The implication for infrastructure builders is {that a} information middle designed round Blackwell GPUs at the moment could also be commercially inferior by the point it opens. Power infrastructure, which is the binding constraint in Abilene, takes 12 to 18 months to provision. Chip generations are turning over quicker than that. OpenAI’s determination to redirect capability to newer websites the place Vera Rubin might be deployed from day one is a rational response to this mismatch. For Oracle, it means a web site that absorbed billions in upfront dedication might must be re-negotiated or re-tenanted.

Oracle has provide commitments of $95.2 billion in complete, which displays simply how deep into the {hardware} cycle the corporate has dedicated. That determine just isn’t a backlog of income. It is a ahead obligation to pay for chips and infrastructure no matter whether or not the tip clients present up on schedule.

The Stargate scenario illustrates a structural divide in AI infrastructure investing. Companies with diversified income streams and big money era can deal with a delayed or renegotiated contract as a rounding error. Companies whose development thesis is determined by a small variety of anchor clients absorbing large new capability are in a distinct place fully.

An investor who purchased Oracle firstly of 2026 is sitting on a year-to-date decline of 23.25%, with shares buying and selling round $149.77. That drop displays the market repricing precisely the danger Bosa described: if anchor tenants redirect capability to newer websites with newer chips, the income recognition timeline stretches additional out whereas capex obligations stay mounted.

Despite the selloff, analysts preserve a consensus value goal of $257.29 with 32 purchase scores, suggesting the long-term thesis stays intact. The bull case assumes Oracle efficiently backfills capability and holds its present contracts — a significant execution hurdle given the chip cycle dynamics now in play.

Microsoft, in contrast, is down 15.56% year-to-date however carries a business RPO of $625 billion unfold throughout Azure, Microsoft 365, and dozens of enterprise merchandise. A single infrastructure contract renegotiation doesn’t transfer the needle for Microsoft the best way it does for Oracle.

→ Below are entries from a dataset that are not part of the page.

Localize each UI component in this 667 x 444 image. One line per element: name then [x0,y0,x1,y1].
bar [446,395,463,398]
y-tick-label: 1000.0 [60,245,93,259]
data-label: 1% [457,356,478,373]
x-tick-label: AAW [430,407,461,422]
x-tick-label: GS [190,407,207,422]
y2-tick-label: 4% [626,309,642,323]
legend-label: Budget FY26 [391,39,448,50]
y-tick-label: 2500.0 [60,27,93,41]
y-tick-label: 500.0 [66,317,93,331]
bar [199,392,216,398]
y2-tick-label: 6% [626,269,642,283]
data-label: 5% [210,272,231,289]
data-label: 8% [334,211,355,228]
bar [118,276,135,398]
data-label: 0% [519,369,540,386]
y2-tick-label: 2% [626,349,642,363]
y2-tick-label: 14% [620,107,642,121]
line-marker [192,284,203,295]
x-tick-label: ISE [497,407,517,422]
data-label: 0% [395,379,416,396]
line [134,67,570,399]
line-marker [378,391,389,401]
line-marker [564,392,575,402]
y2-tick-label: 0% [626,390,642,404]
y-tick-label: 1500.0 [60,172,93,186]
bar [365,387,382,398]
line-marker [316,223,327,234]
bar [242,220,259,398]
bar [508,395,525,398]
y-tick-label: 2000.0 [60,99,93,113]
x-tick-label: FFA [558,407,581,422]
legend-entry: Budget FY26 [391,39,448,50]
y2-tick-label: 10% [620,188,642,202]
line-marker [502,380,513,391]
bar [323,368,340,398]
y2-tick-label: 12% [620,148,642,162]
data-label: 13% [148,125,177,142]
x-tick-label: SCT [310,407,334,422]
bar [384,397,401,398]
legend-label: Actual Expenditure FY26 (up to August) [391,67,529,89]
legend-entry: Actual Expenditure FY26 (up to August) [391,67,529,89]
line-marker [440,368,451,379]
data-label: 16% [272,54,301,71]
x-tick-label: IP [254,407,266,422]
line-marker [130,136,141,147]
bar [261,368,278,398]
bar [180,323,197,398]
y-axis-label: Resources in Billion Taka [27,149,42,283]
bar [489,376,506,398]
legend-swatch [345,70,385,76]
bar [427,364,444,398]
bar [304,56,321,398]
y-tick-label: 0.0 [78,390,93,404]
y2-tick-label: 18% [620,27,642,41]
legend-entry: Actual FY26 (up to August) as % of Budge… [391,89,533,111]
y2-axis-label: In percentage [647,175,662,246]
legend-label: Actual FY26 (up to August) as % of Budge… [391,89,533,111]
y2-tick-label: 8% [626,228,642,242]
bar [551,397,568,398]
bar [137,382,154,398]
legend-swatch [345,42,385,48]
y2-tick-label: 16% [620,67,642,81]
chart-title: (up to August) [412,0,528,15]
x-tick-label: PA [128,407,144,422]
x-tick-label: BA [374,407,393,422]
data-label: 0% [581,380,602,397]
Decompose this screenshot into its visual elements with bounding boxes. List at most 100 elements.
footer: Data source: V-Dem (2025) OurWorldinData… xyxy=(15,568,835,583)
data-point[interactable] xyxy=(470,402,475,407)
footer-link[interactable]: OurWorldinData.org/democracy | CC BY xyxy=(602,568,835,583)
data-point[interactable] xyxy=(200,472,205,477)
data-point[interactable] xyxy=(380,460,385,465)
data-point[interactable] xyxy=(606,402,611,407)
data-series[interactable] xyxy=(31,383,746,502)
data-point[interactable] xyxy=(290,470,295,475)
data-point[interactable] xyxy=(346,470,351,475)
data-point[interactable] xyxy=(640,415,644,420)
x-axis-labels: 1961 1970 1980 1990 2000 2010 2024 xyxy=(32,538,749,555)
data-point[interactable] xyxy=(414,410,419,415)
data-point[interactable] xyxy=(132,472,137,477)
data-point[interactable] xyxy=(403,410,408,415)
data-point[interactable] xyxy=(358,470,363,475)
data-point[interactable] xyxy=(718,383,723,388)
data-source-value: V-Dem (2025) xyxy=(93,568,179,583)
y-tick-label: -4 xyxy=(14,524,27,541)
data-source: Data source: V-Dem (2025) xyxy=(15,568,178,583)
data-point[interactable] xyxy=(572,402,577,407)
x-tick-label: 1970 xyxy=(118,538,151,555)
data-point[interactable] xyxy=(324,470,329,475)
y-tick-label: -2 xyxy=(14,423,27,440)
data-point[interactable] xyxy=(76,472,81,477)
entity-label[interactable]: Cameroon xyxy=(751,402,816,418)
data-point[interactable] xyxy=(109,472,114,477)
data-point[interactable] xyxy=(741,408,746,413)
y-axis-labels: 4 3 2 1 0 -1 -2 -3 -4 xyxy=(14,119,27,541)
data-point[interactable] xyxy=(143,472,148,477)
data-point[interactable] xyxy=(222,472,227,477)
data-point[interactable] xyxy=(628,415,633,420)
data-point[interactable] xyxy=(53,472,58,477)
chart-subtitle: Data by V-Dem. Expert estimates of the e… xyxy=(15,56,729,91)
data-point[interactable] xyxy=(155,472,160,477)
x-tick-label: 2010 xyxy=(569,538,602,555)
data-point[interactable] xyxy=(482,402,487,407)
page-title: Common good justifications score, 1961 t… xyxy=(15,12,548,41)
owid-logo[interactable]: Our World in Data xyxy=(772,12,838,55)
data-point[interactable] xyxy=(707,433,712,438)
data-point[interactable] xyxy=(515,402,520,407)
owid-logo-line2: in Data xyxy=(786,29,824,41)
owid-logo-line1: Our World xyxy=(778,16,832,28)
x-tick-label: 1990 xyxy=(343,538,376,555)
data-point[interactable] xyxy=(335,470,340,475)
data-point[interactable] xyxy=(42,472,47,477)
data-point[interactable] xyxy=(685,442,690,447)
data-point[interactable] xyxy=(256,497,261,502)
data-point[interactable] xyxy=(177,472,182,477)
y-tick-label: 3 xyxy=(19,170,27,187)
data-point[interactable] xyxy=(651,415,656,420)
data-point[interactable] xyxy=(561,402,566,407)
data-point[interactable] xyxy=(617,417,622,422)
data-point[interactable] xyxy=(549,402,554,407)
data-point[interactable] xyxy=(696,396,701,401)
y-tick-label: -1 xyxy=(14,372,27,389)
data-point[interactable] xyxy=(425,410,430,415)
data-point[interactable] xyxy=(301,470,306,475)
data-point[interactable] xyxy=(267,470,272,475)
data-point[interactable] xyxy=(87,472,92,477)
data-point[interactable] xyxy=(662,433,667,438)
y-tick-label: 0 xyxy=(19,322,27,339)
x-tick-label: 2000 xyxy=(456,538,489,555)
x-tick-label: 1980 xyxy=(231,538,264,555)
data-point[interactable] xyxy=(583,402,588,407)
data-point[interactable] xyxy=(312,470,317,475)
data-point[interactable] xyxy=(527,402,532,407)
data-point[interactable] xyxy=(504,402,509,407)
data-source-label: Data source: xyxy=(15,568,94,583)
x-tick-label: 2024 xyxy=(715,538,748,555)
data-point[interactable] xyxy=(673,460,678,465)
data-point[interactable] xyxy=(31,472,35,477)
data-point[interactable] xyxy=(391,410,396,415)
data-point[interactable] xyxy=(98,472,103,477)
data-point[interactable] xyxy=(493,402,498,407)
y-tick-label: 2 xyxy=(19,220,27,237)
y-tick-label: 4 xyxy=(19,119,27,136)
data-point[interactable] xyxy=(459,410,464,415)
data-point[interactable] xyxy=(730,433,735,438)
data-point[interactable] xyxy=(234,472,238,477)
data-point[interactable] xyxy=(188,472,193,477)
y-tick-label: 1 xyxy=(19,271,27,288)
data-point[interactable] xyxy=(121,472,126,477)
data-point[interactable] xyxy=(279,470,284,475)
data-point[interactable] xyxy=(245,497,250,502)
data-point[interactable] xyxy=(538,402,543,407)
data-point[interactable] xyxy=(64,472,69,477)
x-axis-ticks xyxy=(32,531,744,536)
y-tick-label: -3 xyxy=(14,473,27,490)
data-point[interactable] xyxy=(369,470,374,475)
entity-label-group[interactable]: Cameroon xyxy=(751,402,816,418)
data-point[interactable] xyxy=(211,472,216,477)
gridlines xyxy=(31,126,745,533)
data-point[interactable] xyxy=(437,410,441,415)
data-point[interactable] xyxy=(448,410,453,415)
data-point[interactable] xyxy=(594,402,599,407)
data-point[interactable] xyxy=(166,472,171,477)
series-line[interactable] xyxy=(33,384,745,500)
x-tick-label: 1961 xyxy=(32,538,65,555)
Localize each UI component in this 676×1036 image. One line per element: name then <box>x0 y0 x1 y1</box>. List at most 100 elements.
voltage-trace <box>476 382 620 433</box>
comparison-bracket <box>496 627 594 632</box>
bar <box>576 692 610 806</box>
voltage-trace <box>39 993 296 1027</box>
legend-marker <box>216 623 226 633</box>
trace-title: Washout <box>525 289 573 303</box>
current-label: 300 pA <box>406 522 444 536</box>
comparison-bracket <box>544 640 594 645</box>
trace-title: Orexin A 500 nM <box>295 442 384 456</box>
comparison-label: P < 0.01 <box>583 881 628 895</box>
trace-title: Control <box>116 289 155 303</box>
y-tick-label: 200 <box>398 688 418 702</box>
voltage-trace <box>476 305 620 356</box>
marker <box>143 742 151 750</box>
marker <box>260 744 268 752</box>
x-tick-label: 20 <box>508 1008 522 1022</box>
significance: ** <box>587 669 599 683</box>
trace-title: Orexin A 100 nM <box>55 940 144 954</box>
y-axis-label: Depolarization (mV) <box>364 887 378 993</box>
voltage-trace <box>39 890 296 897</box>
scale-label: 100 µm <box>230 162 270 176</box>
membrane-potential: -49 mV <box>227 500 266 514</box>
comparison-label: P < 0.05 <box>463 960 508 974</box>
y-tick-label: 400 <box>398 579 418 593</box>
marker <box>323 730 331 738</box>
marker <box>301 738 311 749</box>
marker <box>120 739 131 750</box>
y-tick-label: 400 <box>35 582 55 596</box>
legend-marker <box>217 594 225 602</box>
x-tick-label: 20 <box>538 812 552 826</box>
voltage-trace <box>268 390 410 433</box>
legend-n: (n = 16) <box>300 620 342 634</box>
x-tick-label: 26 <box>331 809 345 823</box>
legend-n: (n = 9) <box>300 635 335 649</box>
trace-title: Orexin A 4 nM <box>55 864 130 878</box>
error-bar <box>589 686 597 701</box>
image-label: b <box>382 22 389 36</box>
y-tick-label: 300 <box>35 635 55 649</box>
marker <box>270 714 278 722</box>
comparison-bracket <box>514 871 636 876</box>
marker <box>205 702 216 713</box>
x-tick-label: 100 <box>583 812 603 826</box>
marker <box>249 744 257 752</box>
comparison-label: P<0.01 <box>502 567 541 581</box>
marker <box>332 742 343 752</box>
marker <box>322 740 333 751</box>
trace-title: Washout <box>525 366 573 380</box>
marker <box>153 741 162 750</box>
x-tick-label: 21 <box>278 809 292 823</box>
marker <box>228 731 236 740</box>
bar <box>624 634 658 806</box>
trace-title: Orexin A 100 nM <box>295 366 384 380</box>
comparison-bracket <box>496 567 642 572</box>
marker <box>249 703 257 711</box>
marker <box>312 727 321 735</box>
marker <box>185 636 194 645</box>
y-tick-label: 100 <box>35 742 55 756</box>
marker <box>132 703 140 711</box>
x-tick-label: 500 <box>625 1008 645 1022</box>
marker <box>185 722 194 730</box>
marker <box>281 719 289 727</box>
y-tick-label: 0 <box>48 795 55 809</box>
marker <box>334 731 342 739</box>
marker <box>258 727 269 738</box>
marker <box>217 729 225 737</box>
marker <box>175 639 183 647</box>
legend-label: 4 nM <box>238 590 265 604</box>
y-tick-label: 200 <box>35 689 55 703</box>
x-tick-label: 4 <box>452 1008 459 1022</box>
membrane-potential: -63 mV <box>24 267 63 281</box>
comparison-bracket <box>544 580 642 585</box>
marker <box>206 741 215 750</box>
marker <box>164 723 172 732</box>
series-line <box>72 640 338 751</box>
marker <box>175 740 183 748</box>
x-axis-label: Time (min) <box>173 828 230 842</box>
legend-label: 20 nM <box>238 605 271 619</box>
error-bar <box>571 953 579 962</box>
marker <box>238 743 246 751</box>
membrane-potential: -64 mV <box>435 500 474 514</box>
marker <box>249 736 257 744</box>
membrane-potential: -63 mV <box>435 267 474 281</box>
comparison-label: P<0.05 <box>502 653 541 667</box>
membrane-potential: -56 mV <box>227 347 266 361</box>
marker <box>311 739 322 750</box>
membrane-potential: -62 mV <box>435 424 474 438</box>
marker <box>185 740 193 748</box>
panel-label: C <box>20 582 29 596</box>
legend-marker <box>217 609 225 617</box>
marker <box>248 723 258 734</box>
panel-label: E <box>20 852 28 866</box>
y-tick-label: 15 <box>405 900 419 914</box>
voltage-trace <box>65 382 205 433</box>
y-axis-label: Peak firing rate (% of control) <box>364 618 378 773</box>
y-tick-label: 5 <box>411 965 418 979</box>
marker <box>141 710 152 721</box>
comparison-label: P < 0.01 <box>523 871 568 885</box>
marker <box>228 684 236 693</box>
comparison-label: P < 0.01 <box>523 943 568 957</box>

The Stargate scenario creates a transparent framework for separating AI infrastructure corporations by their skill to soak up timing mismatches between capex commitments and income recognition.

For Oracle particularly, the important thing metrics to trace will not be the RPO headline quantity, which can proceed to look spectacular, however slightly the speed at which RPO converts into acknowledged income. IaaS income grew 68% year-over-year in Q2 FY2026 to $4.08 billion, which is the real-time sign of whether or not dedicated offers are literally flowing by. If that development price decelerates whereas capex stays elevated, free money circulation stress will intensify.

NVIDIA reads this example otherwise. OpenAI strolling away from Blackwell-era capability to attend for Vera Rubin means demand for next-generation chips is pulling ahead. NVIDIA guided Q1 FY2027 income to roughly $78 billion, and the Vera Rubin cycle has not but contributed meaningfully to that determine. The danger for NVIDIA traders is completely different: the inventory has pulled again 3.49% year-to-date regardless of the earnings power, reflecting broader market warning slightly than any basic deterioration.

The single most necessary factor to grasp from this story is that in a chip cycle this quick, the businesses bearing essentially the most infrastructure execution danger are these whose income base is just too small to soak up a timing mismatch between when offers are signed and when {hardware} is able to deploy. Oracle is constructing the precise infrastructure for the precise market. Whether it might accomplish that quick sufficient, and with the precise chips on the proper second, is the query the market is now pricing in.